In this way, electric cooperatives are leading with safety, modeling a safety-conscious culture for other businesses and industries to emulate.
Having the support of local business and industry is critical to improving public access to AEDs, says Christine Greff, N.D. Department of Health coordinator of the Cardiac Ready Community Program.
“They have to be involved if the community is going to be successful. Public AEDs are usually placed in local businesses, with the goal being to have an AED located within five minutes everywhere in your community,” she says.
Why five minutes?
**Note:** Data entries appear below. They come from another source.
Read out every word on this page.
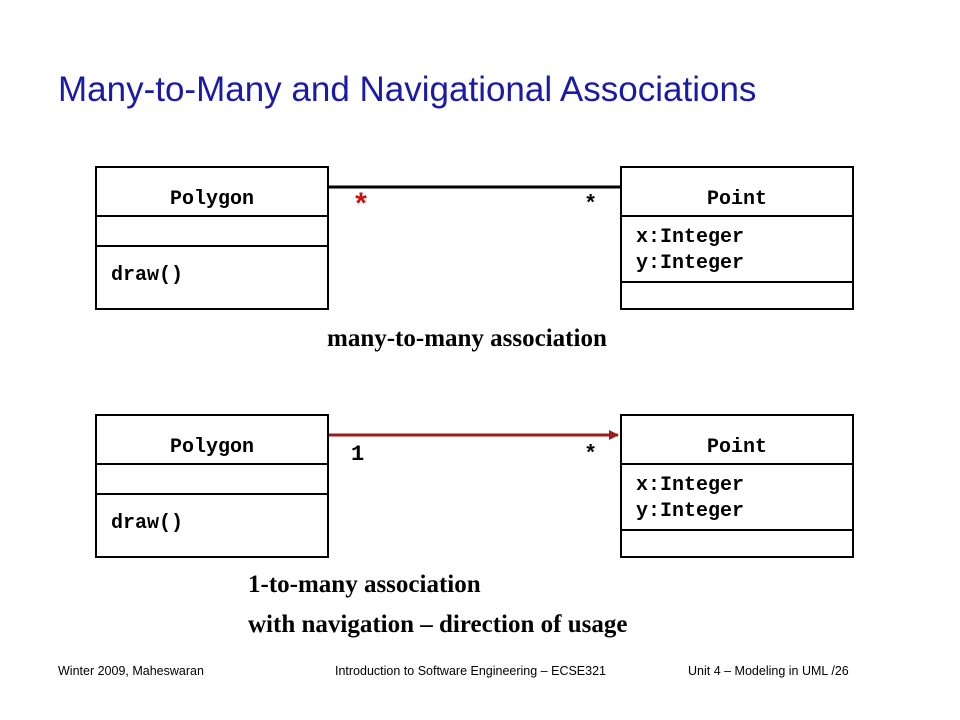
Many-to-Many and Navigational Associations
Polygon
draw()
Point
x:Integer
y:Integer
*	*
many-to-many association
Polygon
draw()
Point
x:Integer
y:Integer
1	*
1-to-many association
with navigation – direction of usage
Winter 2009, Maheswaran	Introduction to Software Engineering – ECSE321	Unit 4 – Modeling in UML /26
Research has shown deploying a defibrillator within three to five minutes of collapse can produce survival rates as high as 50% to 70%. Hamlin is a living example.
“The more brick-and-mortar facilities that have first-aid kits and AEDs available, the more likely they, too, train their workforces, and the more the community benefits,” Roemmich says. “A strong safety culture in any organization really adds value to their overall purpose, their product and the service they provide to the community itself.”